Vasoactive intestinal peptide receptor antagonists in rat seminal vesicle membranes

Abstract

Vasoactive intestinal peptide (VIP) receptor coupled to activation of adenylate cyclase have been previously identified in seminal vesicle membranes of rat. In the present study we demonstrate that the synthetic peptides [4-Cl-D-Phe 6, Leu 17]VIP and the growth hormone releasing factor (GRF) analog [Ac-Tyr 1,D-Phe 2]GRF 1–29-NH 2 inhibit in a competetive manner the specific 125I-VIP binding to the same membrane preparation.

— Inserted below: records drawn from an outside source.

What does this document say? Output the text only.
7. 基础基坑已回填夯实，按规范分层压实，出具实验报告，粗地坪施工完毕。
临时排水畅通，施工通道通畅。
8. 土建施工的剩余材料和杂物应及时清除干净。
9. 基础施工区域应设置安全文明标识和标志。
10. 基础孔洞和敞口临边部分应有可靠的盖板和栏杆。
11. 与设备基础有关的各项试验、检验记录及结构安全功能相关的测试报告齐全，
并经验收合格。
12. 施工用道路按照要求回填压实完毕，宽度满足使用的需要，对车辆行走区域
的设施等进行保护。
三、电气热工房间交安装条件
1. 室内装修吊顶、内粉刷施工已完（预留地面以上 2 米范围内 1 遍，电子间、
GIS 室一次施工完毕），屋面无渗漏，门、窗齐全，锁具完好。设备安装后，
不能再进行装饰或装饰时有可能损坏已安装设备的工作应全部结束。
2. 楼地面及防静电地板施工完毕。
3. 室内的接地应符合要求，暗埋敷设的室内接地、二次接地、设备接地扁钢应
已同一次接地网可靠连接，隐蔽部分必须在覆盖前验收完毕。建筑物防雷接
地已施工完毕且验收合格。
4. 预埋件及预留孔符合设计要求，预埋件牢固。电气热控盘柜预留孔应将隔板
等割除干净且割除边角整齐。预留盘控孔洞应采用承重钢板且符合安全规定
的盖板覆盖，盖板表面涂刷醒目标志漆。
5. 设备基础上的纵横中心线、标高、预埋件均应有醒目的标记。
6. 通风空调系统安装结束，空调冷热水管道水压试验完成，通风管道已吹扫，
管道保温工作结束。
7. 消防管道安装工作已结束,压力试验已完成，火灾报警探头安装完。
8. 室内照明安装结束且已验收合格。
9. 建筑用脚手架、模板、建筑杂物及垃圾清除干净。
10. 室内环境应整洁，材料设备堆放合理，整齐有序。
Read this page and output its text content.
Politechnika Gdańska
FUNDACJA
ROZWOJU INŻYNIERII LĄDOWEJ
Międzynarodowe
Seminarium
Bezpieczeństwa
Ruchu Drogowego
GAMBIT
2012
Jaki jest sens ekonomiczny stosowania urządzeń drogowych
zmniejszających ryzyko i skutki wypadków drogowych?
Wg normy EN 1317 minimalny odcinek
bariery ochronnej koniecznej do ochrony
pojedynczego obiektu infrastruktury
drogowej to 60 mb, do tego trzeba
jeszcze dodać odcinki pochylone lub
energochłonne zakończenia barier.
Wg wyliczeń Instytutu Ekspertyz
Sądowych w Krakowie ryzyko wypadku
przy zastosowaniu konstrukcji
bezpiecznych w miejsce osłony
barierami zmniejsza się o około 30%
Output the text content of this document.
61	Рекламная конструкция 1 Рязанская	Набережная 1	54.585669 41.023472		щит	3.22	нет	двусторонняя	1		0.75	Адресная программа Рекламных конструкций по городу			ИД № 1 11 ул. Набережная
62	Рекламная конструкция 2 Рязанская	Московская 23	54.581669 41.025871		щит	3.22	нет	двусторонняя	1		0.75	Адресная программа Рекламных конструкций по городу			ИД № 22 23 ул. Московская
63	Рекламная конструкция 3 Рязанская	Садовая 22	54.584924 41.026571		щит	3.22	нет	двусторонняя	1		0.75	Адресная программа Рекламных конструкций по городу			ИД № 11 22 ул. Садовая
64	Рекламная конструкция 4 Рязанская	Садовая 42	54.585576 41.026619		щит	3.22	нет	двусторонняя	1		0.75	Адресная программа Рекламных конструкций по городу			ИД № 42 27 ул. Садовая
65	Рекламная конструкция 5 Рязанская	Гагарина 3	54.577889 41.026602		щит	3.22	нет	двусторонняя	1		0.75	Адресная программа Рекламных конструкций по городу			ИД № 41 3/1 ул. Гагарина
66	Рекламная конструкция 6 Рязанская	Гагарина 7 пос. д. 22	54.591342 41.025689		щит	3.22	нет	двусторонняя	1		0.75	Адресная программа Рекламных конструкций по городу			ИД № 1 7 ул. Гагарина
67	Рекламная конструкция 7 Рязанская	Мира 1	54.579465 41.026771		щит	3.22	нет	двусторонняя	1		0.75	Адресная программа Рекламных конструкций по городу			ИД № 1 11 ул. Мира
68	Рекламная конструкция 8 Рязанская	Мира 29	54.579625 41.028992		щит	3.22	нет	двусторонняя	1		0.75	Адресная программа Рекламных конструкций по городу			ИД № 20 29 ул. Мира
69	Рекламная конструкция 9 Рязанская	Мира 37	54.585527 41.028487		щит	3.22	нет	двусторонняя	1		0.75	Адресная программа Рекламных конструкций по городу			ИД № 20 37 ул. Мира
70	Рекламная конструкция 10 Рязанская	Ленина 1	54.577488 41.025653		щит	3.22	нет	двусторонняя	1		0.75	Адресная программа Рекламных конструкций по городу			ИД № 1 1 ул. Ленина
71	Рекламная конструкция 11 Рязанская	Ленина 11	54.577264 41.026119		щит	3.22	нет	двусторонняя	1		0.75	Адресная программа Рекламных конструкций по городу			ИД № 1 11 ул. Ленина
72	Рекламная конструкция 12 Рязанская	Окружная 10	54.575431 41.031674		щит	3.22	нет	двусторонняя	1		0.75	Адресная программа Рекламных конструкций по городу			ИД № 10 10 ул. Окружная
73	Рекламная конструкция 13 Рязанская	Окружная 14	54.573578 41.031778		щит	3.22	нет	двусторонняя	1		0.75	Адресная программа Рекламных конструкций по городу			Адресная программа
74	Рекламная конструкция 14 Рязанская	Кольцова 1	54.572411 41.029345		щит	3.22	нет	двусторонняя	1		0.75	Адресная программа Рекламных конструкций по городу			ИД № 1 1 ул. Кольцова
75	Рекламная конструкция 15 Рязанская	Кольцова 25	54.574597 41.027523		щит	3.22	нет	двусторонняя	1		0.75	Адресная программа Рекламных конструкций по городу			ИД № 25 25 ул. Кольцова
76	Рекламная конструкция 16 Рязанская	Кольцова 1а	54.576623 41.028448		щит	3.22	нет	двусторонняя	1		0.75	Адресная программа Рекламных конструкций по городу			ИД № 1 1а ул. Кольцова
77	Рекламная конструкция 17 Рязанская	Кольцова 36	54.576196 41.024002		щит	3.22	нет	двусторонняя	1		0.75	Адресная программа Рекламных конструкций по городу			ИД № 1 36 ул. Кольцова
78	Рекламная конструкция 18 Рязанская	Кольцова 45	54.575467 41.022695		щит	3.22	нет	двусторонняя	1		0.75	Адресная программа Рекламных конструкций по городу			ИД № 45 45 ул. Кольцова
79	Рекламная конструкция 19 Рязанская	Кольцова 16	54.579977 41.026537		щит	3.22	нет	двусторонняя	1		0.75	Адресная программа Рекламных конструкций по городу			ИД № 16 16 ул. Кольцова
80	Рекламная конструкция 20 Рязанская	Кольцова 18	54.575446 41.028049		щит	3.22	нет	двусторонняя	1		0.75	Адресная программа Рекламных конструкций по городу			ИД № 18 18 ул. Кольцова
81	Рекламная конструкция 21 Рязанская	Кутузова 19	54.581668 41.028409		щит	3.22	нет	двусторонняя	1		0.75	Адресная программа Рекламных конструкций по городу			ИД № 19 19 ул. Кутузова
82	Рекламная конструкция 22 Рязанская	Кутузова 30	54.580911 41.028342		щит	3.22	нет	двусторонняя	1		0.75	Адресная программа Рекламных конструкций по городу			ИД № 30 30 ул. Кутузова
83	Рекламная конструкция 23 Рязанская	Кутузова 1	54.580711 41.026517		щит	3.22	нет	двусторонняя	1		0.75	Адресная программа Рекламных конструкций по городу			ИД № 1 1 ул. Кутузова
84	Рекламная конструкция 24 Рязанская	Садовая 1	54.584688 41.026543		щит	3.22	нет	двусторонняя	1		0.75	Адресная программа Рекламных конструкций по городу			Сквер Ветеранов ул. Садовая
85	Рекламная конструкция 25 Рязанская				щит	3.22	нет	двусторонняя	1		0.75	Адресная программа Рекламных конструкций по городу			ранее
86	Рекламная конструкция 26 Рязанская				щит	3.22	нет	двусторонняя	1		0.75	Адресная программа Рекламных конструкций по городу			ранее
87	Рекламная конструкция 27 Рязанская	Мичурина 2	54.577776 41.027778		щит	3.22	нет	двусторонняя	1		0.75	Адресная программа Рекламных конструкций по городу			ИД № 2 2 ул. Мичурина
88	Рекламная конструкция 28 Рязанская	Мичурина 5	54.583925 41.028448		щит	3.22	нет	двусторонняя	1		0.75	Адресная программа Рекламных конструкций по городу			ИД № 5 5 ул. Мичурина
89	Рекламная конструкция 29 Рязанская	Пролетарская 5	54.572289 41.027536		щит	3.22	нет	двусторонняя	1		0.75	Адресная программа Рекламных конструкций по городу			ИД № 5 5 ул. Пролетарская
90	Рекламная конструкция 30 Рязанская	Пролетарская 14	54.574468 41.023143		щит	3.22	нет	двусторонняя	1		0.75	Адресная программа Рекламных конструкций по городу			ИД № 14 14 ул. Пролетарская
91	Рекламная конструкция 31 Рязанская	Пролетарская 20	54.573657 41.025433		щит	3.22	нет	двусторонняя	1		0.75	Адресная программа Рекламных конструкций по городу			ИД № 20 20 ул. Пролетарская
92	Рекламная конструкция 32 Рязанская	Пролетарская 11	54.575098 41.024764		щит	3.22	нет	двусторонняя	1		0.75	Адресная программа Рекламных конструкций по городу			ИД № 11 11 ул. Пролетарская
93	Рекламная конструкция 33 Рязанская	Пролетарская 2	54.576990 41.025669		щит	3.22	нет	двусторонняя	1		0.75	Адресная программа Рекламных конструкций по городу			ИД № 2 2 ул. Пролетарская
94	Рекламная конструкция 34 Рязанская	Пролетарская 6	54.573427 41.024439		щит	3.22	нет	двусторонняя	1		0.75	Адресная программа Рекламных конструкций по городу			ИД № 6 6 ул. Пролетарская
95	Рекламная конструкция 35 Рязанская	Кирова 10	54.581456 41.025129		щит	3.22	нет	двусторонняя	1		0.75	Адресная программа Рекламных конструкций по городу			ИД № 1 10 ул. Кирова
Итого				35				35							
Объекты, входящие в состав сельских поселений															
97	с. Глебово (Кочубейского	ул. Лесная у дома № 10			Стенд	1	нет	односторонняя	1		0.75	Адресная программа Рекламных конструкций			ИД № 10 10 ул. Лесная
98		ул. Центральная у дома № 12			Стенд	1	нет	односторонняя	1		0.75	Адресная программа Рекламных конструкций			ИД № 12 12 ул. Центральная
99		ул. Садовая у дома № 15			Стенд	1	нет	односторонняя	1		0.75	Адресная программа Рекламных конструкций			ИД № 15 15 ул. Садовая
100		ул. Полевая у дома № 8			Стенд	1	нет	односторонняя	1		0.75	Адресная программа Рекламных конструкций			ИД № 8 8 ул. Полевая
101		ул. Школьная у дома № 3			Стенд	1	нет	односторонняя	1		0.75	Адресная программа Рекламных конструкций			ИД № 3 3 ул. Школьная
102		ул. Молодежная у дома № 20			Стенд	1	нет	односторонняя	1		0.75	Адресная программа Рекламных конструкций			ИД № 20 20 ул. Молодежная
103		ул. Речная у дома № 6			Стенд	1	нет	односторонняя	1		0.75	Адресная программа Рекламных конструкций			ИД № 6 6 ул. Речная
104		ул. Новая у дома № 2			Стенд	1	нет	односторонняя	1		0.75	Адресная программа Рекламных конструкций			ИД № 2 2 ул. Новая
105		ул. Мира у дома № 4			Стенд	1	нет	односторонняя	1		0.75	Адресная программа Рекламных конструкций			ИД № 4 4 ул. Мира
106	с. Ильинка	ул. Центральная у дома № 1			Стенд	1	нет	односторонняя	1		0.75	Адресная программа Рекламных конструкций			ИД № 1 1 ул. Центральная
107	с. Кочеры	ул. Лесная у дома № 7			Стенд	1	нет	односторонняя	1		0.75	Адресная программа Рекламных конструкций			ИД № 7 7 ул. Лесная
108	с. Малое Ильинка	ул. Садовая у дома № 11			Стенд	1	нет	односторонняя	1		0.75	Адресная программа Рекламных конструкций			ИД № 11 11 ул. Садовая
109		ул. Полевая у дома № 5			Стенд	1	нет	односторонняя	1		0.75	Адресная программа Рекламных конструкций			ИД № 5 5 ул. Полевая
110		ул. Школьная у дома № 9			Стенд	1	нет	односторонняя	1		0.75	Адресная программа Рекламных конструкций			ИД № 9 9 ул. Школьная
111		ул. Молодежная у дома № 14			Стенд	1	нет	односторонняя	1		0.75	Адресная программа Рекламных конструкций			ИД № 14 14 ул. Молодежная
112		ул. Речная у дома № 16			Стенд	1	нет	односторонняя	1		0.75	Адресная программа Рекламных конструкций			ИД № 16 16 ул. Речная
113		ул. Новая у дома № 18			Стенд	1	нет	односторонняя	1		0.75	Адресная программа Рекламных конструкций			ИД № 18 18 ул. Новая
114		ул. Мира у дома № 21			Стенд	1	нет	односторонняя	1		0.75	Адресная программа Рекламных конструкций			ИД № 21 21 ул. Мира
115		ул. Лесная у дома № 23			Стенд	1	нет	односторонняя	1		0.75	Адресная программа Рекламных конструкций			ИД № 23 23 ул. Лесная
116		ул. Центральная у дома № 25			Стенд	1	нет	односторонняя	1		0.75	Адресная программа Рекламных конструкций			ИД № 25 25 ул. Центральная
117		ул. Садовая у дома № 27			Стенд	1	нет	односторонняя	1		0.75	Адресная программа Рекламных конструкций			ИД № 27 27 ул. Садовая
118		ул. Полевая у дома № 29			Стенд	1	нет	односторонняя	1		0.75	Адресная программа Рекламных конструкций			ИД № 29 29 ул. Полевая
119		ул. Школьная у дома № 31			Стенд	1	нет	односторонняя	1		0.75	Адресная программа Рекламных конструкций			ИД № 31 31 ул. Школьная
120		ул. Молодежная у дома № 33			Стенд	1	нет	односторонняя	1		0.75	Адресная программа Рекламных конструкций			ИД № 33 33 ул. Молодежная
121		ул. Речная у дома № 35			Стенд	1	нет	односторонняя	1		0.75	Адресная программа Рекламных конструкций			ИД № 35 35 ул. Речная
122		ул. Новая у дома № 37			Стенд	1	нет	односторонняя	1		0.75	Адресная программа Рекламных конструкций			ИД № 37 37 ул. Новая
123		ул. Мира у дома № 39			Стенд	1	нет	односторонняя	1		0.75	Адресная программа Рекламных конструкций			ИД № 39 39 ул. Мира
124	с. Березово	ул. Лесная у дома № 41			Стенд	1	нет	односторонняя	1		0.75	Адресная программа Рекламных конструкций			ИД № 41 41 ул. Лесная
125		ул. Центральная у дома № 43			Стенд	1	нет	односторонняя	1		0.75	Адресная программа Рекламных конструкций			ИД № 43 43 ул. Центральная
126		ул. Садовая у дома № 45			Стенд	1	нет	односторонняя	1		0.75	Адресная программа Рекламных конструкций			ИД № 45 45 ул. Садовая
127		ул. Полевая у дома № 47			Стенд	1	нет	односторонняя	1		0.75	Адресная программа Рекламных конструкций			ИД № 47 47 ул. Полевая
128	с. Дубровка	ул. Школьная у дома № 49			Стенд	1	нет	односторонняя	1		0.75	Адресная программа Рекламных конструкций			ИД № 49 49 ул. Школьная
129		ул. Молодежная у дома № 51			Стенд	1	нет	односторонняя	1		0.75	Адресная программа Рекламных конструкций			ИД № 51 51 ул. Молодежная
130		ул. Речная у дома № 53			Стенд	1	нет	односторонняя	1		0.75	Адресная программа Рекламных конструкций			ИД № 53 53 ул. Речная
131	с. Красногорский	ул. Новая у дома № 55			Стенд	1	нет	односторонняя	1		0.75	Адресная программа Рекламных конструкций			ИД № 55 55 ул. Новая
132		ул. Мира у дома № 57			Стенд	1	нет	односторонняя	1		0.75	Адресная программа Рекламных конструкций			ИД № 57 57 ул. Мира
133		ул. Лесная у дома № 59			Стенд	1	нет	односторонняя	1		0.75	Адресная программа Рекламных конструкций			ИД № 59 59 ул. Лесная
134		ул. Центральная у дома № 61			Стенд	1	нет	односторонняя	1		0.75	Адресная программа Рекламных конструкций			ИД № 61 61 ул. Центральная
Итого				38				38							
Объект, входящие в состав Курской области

The order of potency of the two peptides compared to VIP was: VIP (IC 50 = 1.3± 0.5 nM) > [4-Cl-D-Phe 6, Leu 17]VIP (IC 50 = 160.0 ± 45.0 nM) > [Ac-Tyr 1, D-Phe 2]GRF 1–29-NH 2 (IC 50 = 290.0 ± 59.4 nM). Whereas VIP showed a stimulatory activity upon adenylate cyclase with a potency (ED 50 = 7.0 ± 0.7 nM) compatible with the affinity of the VIP binding sites previously described, the other two peptides tested showed no effect at that level. The behavior as antagonists of both [4-Cl-D-Phe 6, Leu 17]VIP and [Ac-Tyr 1,D-Phe 2]GRF 1–29-NH 2 was confirmed by: (a) the parallel shifts of the VIP dose-response curves for stimulation of adenylate cyclase activity in the presence of the antagonists; (b) the close agreement between the binding affinity and the inhibition of adenylate cyclase activity for the two peptides; and (c) the lack of effect of the two antagonists upon the adenylate cyclase activity stimulated by the β-adrenoceptor agonist isoproterenol which indicates the specificity of the interaction. The present results suggest that [4-Cl-D-Phe 6, Leu 17]VIP and [Ac-Tyr 1,D-Phe 2] GRF 1–29-NH 2 competitively antagonize VIP actions at the receptor level in rat seminal vesicle and provide a useful tool in the study of the physiological role of VIP in the genitourinary tract.